Turning the parallel GUI render on simply requires adding the argument parallel_in_single_scene to gym.make as so
import gymnasium as gym
import mani_skill.envs
env = gym.make(
"PickCube-v1",
obs_mode="state",
control_mode="pd_joint_delta_pos",
num_envs=16,
parallel_in_single_scene=True,
viewer_camera_configs=dict(shader_pack="rt-fast"),
)
env.reset()
while True:
env.step(env.action_space.sample())
env.render_human()
This will then open up a GUI that looks like so:
Additional GPU simulation/rendering customization#
Finally on servers with multiple GPUs you can directly pick which devices/backends to use for simulation and rendering by setting the CUDA_VISIBLE_DEVICES environment variable. You can do this by e.g. running export CUDA_VISIBLE_DEVICES=1 and then run the same code. While everything is labeled as device “cuda:0” it is actually using GPU device 1 now, which you can verify by running nvidia-smi.
We currently do not properly support exposing multiple visible CUDA devices to a single process as it has some rendering bugs at the moment.
Task Instantiation Options#
For the full list of environment instantiation options see mani_skill.envs.sapien_env. Here we list some common options:
Each ManiSkill task supports different observation modes and control modes, which determine its observation space and action space.
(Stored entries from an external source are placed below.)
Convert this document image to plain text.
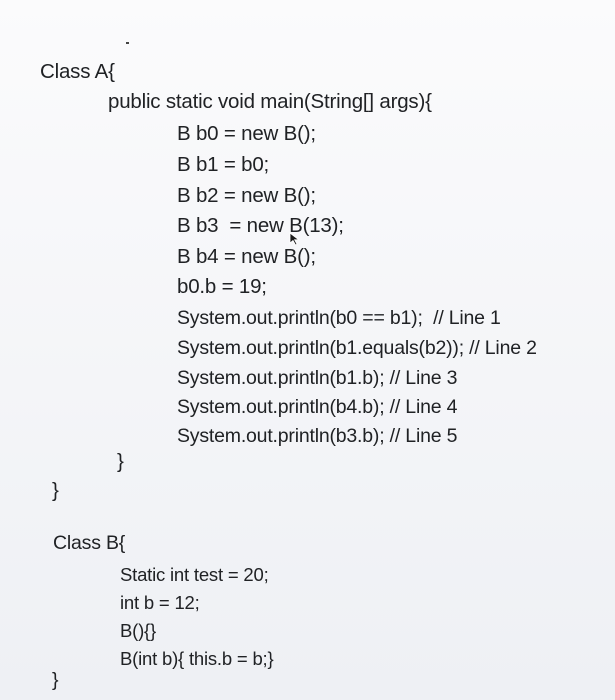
Class A{
public static void main(String[] args){
B b0 = new B();
B b1 = b0;
B b2 = new B();
B b3  = new B(13);
B b4 = new B();
b0.b = 19;
System.out.println(b0 == b1);  // Line 1
System.out.println(b1.equals(b2)); // Line 2
System.out.println(b1.b); // Line 3
System.out.println(b4.b); // Line 4
System.out.println(b3.b); // Line 5
}
}
Class B{
Static int test = 20;
int b = 12;
B(){}
B(int b){ this.b = b;}
}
They can be specified by gym.make(env_id, obs_mode=..., control_mode=...).
The common observation modes are state, rgbd, pointcloud. We also support state_dict (states organized as a hierarchical dictionary) and sensor_data (raw visual observations without postprocessing). Please refer to Observation for more details. Furthermore, visual data generated by the simulator can be modified in many ways via shaders. Please refer to the sensors/cameras tutorial for more details.
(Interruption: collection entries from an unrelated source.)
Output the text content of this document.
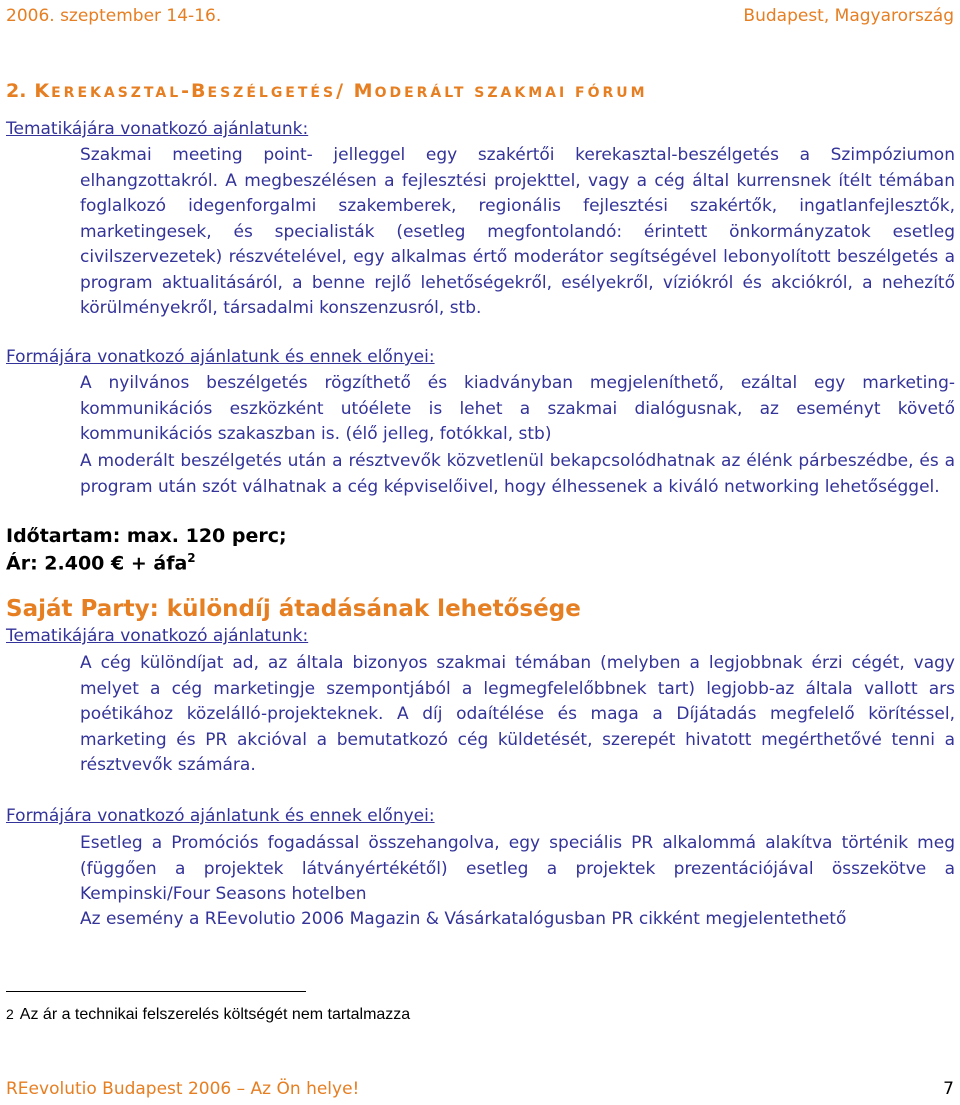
2006. szeptember 14-16.	Budapest, Magyarország
2. KEREKASZTAL-BESZÉLGETÉS/ MODERÁLT SZAKMAI FÓRUM
Tematikájára vonatkozó ajánlatunk:

Szakmai meeting point- jelleggel egy szakértői kerekasztal-beszélgetés a Szimpóziumon elhangzottakról. A megbeszélésen a fejlesztési projekttel, vagy a cég által kurrensnek ítélt témában foglalkozó idegenforgalmi szakemberek, regionális fejlesztési szakértők, ingatlanfejlesztők, marketingesek, és specialisták (esetleg megfontolandó: érintett önkormányzatok esetleg civilszervezetek) részvételével, egy alkalmas értő moderátor segítségével lebonyolított beszélgetés a program aktualitásáról, a benne rejlő lehetőségekről, esélyekről, víziókról és akciókról, a nehezítő körülményekről, társadalmi konszenzusról, stb.

Formájára vonatkozó ajánlatunk és ennek előnyei:

A nyilvános beszélgetés rögzíthető és kiadványban megjeleníthető, ezáltal egy marketing-kommunikációs eszközként utóélete is lehet a szakmai dialógusnak, az eseményt követő kommunikációs szakaszban is. (élő jelleg, fotókkal, stb)

A moderált beszélgetés után a résztvevők közvetlenül bekapcsolódhatnak az élénk párbeszédbe, és a program után szót válhatnak a cég képviselőivel, hogy élhessenek a kiváló networking lehetőséggel.

Időtartam: max. 120 perc;
Ár: 2.400 € + áfa$^2$
Saját Party: különdíj átadásának lehetősége
Tematikájára vonatkozó ajánlatunk:

A cég különdíjat ad, az általa bizonyos szakmai témában (melyben a legjobbnak érzi cégét, vagy melyet a cég marketingje szempontjából a legmegfelelőbbnek tart) legjobb-az általa vallott ars poétikához közelálló-projekteknek. A díj odaítélése és maga a Díjátadás megfelelő körítéssel, marketing és PR akcióval a bemutatkozó cég küldetését, szerepét hivatott megérthetővé tenni a résztvevők számára.

Formájára vonatkozó ajánlatunk és ennek előnyei:

Esetleg a Promóciós fogadással összehangolva, egy speciális PR alkalommá alakítva történik meg (függően a projektek látványértékétől) esetleg a projektek prezentációjával összekötve a Kempinski/Four Seasons hotelben

Az esemény a REevolutio 2006 Magazin & Vásárkatalógusban PR cikként megjelentethető

2 Az ár a technikai felszerelés költségét nem tartalmazza
REevolutio Budapest 2006 – Az Ön helye!	7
We support a wide range of controllers. Different controllers can have different effects on your algorithms. Thus, it is recommended to understand the action space you are going to use. Please refer to Controllers for more details.
Some tasks require downloading assets that are not stored in the python package itself. You can download task-specific assets by python -m mani_skill.utils.download_asset ${ENV_ID}. The assets will be downloaded to ~/maniskill/data by default, but you can also use the environment variable MS_ASSET_DIR to change this destination. If you don’t download assets ahead of the time you will be prompted to do so if they are missing when running an environment.
Some ManiSkill tasks also support swapping robot embodiments such as the PickCube-v1 task. You can try using the fetch robot instead by running
gym.make("PickCube-v1", robot_uids="fetch")
You may also notice the argument is robot_uids plural, this is because we also support tasks with multiple robots which can be done by passing in tuple like robot_uids=("fetch", "fetch", "panda"). Note that not all tasks support loading any robot or multiple robots as they were designed to evaluate those settings.